To deflect impact-trajectory of massive km^3 and spinning asteroid by a few terrestrial radius one need a large momentum exchange. The dragging of huge spinning bodies in space by external engine seems difficult or impossible. Our solution is based on the landing of multi screw-rockets, powered by mini-nuclear engines, on the body, that dig a small fraction of the soil surface, to use as an exhaust propeller, ejecting it vertically in phase among themselves. Such a mass ejection increases the momentum exchange, their number redundancy guarantees the stability of the system. The slow landing (below 40 cm s^-1) of each engine-unity at those lowest gravity field, may be achieved by save rolling and bouncing along the surface. The engine array tuned activity, overcomes the asteroid angular velocity. Coherent turning of the jet heads increases the deflection efficiency.

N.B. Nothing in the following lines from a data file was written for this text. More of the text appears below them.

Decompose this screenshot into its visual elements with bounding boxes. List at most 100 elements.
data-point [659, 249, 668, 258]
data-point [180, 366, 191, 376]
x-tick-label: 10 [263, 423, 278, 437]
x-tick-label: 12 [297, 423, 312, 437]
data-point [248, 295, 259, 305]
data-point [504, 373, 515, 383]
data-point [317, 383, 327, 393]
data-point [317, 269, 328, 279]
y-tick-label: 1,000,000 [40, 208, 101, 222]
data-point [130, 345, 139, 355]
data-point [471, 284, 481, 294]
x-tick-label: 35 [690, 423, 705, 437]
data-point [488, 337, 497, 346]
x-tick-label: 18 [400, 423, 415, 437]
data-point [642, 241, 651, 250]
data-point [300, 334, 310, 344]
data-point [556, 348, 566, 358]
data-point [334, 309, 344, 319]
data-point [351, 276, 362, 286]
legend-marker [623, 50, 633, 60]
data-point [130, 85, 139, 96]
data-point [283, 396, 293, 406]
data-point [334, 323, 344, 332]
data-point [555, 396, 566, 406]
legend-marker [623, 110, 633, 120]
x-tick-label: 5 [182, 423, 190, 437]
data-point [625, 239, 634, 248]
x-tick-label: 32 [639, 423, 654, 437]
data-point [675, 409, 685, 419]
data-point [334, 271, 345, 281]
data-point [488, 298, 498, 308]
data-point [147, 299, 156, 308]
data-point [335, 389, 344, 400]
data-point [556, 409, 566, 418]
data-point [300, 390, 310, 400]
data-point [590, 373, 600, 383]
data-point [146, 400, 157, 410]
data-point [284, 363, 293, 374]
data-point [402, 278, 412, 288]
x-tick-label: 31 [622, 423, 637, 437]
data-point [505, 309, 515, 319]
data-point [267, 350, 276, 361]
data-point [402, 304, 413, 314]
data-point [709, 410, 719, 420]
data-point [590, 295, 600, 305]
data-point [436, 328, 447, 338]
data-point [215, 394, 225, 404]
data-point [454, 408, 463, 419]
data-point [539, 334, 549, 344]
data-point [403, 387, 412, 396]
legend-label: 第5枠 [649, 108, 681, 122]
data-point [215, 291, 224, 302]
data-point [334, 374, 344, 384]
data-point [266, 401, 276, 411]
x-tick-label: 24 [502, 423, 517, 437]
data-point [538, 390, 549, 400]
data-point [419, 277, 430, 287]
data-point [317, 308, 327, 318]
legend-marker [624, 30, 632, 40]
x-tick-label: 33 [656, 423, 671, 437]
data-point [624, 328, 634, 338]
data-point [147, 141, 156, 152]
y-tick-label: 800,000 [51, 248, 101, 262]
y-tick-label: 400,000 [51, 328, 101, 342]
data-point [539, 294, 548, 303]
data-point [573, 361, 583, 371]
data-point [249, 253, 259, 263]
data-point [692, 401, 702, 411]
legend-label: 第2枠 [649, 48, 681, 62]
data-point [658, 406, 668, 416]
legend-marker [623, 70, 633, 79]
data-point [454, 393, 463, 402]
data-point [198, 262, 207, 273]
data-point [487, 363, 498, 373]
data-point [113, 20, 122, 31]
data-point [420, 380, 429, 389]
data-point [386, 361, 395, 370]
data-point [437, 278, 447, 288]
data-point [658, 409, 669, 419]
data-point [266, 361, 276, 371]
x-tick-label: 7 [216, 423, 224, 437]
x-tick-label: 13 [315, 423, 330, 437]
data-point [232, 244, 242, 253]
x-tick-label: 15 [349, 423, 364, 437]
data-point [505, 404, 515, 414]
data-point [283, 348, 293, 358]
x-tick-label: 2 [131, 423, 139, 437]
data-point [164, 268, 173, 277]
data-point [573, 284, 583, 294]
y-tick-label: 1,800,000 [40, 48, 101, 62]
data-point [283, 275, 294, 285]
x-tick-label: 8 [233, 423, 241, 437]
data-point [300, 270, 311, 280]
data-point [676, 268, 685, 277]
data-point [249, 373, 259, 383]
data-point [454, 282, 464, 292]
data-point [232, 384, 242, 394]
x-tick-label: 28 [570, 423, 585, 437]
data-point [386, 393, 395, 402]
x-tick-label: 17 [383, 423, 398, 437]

A procession along its surface may compensate at best the asteroid spin. A small skin-mass (about 2 10^4 tons) may be ejected by mini nuclear engines. Such prototypes may also build first save galleries for humans on the Moon. Conclusive deflecting tests might be performed on remote asteroids. The incoming asteroid 99942 Apophis (just 2% of km^3) may be deflected safely a few Earth radius. How to tag its trajectory is described. Its encounter maybe not just a hazard but an opportunity, learning how to land, dig, build and also to nest save human station inside. Asteroids amplified deflections by gravity swing maybe driven into longest planetary journeys. Mars journey may benefict by Phobos natural asteroid parking and fueling role.